Dia yang sedang berbicara dengan engkau, Dialah itu! Kata orang itu, ‘Aku
percaya, Tuhan!’ Lalu ia sujud menyembah Yesus.
Apakah Allah mempunyai orang yang
berkenan? Jika benar, maka orang tersebut adalah orang yang telah diusir oleh
sesamanya manusia dan membiarkannya menderita sendiri. Bagi mereka yang
terpinggirkan, pada tepian rasa putus asa, telah menunggu rahmat yang tidak
tersedia begitu saja bagi mereka yang menikmati ilusi kekuasaan dan otonomi.
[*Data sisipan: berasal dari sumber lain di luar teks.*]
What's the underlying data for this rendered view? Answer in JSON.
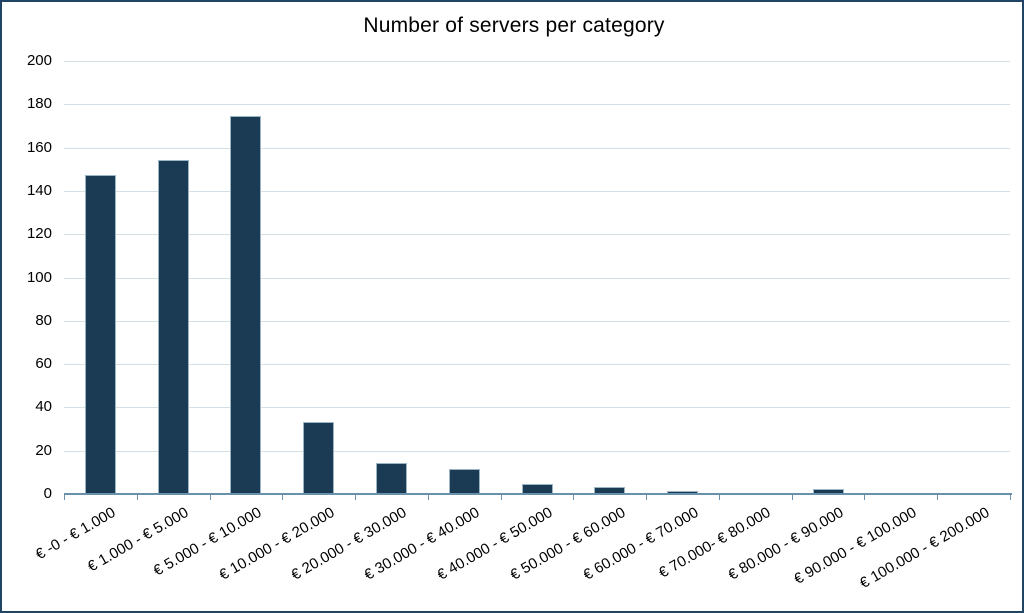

Namun bahkan pada batas kehormatan tersebut, dimana masyarakat memberhentikan
perlindungan yang diberikan kepada anggotanya, rahmat datang dalam bentuk
pertanyaan ataupun pilihan. Jika rahmat tidak dipilih dan diterima dengan
bebas, maka akan menjadi sebuah pemaksaan dan Allah mencipta dan mencipta ulang
tetapi tidak melindungi.
Orang buta yang sudah disembuhkan
oleh Yesus menjadi korban politik agama dan dicari oleh penyembuhnya untuk
menuntaskan keajaiban. Penderitaan, kehilangan status dan masa depan dapat
menciptakan kondisi ideal untuk transendensi, meskipun tak seorang pun akan
memilihnya. Kata kunci untuk pada titik kemiskinan ini adalah ‘percaya’.
Percaya di sini bukan tentang persetujuan intelektual melainkan keputusan untuk
tetap terhubung pada kenyataan sekecil apapun yang tersisa bagi anda. Jika anda
mengatakan ‘ya’ ditengah-tengah semua penyangkalan maka kebenaran akan
terungkap bagi anda, laksana hujan kelopak mawar yang jatuh dari langit kosong.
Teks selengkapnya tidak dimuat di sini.